The concept of derivatives plays a crucial role in calculus and helps us understand how a function behaves. For any given function, the derivative represents the rate at which the function’s value changes as its input changes. In simpler terms, it tells us the slope of the function at any point. This is essential in determining where a function increases or decreases.

To find the derivative of a polynomial function like \( y = x^3 + 12x \), we apply the power rule. The power rule states that the derivative of \( x^n \) is \( nx^{n-1} \). Using this rule, we find that the derivative of the given function is \( y' = 3x^2 + 12 \). This derivative can now be used to identify critical points, potential peaks, or valleys on the graph.

Critical points are where the function’s derivative equals zero or is undefined. It's important because these points can potentially be where the function changes direction, leading to local maxima or minima.

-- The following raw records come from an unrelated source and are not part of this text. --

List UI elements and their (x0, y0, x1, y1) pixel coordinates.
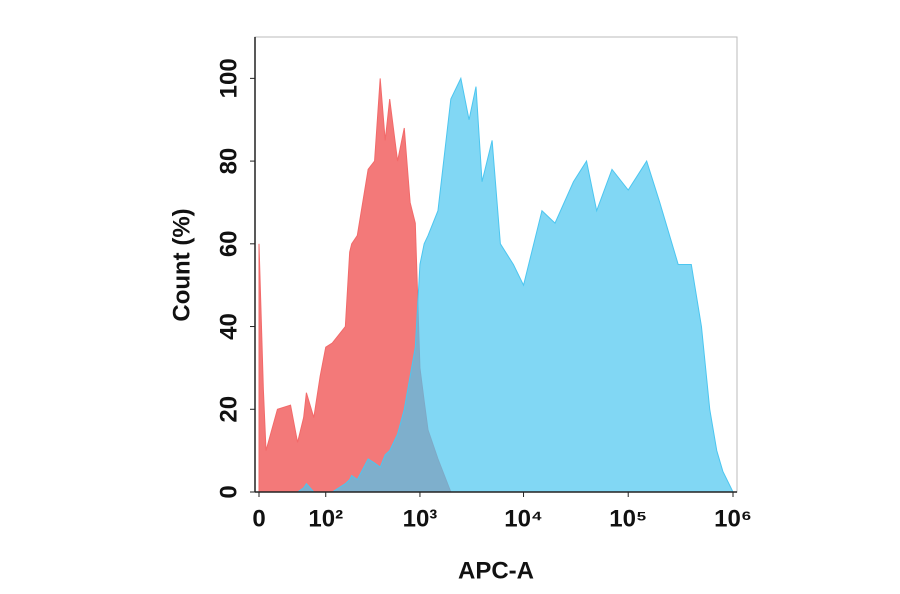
y-axis-title: Count (%) (168, 208, 195, 321)
plot-area (258, 76, 734, 493)
y-tick-label: 80 (215, 148, 242, 175)
x-axis-title: APC-A (458, 557, 534, 584)
x-tick-label: 10⁴ (504, 505, 543, 532)
y-tick-label: 40 (215, 313, 242, 340)
y-tick-label: 0 (215, 485, 242, 498)
x-tick-label: 10⁵ (609, 505, 647, 532)
x-tick-label: 10⁶ (714, 505, 752, 532)
y-tick-label: 100 (215, 58, 242, 98)
x-tick-label: 0 (252, 505, 265, 532)
x-tick-label: 10³ (403, 505, 438, 532)
y-tick-label: 20 (215, 396, 242, 423)
x-tick-label: 10² (308, 505, 343, 532)
y-tick-label: 60 (215, 230, 242, 257)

To find critical points, you set the derivative to zero and solve for \( x \).

In our example, to find the critical points of \( y = x^3 + 12x \), we solve \( 3x^2 + 12 = 0 \). However, we encounter a problem: the equation \( x^2 = -4 \) has no real solutions. This tells us that there are no points where the slope is zero, meaning there are no real critical points in this function.

Local maxima and minima refer to the highest and lowest points in a particular region of a function's graph. These are places where the function stops increasing and starts decreasing, or vice versa.

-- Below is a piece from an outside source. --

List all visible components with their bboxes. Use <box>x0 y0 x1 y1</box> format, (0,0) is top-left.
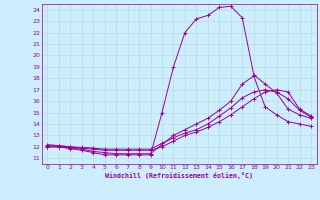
X-axis label: Windchill (Refroidissement éolien,°C): Windchill (Refroidissement éolien,°C) <box>105 172 253 179</box>
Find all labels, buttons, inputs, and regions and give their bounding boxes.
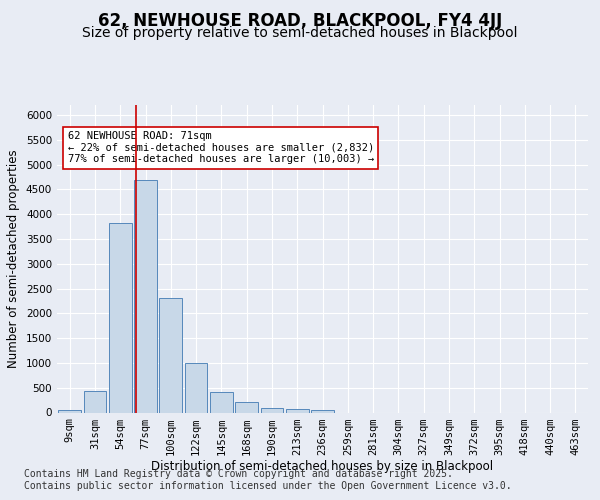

For the polynomial \( y = x^3 + 12x \), since there are no real critical points, it indicates that there are no local maxima or minima. This function does not have any peaks or valleys within the real number system, as confirmed by both algebraic methods and graphical representation.

Graphing polynomials can provide visual insights into the behavior of functions. A polynomial's graph can help us see where a function increases or decreases and identify any apparent maxima or minima.

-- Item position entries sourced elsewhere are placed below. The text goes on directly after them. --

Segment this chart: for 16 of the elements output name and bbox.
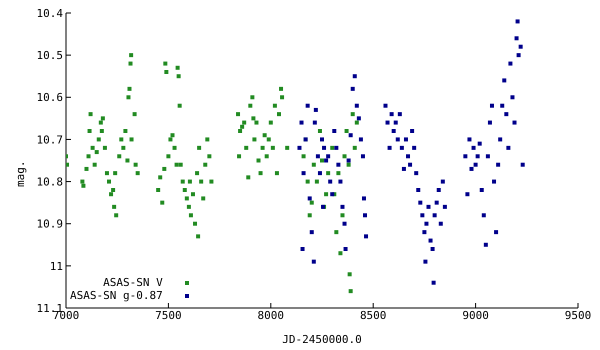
x-axis-title: JD-2450000.0 <box>282 333 362 346</box>
x-tick-label: 7500 <box>155 308 182 322</box>
x-tick-label: 9000 <box>462 308 489 322</box>
legend-label: ASAS-SN g-0.87 <box>70 289 163 302</box>
legend-label: ASAS-SN V <box>103 276 163 289</box>
y-tick-label: 11 <box>50 260 63 273</box>
x-tick-label: 9500 <box>564 308 592 322</box>
y-tick-label: 10.7 <box>36 133 63 146</box>
y-tick-label: 10.9 <box>36 218 63 231</box>
y-axis-title: mag. <box>14 160 27 187</box>
y-tick-label: 10.8 <box>36 175 63 188</box>
x-tick-label: 8500 <box>360 308 386 322</box>
y-tick-label: 10.5 <box>36 49 63 62</box>
x-tick-label: 8000 <box>258 308 284 322</box>
y-tick-label: 10.4 <box>36 6 64 20</box>
y-tick-label: 10.6 <box>36 91 63 104</box>
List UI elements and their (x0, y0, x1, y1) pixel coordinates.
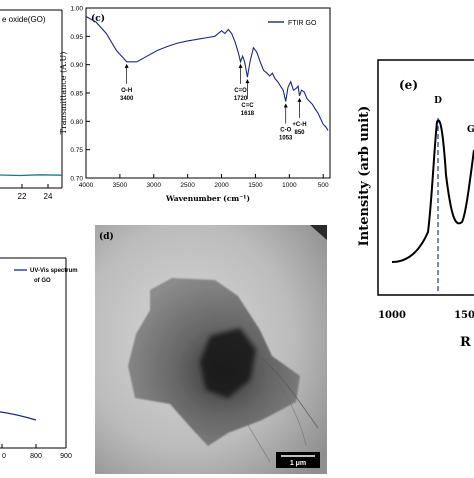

For our function \( y = x^3 + 12x \), graphing it confirms that the function is continuously increasing. With its cubic nature, the graph displays a smooth curve with no real peaks or valleys. Although it has no local maxima or minima, understanding how to interpret these graphs is key in revealing critical insights into different functions. This comprehensive view helps us confirm theoretical findings with visual representation.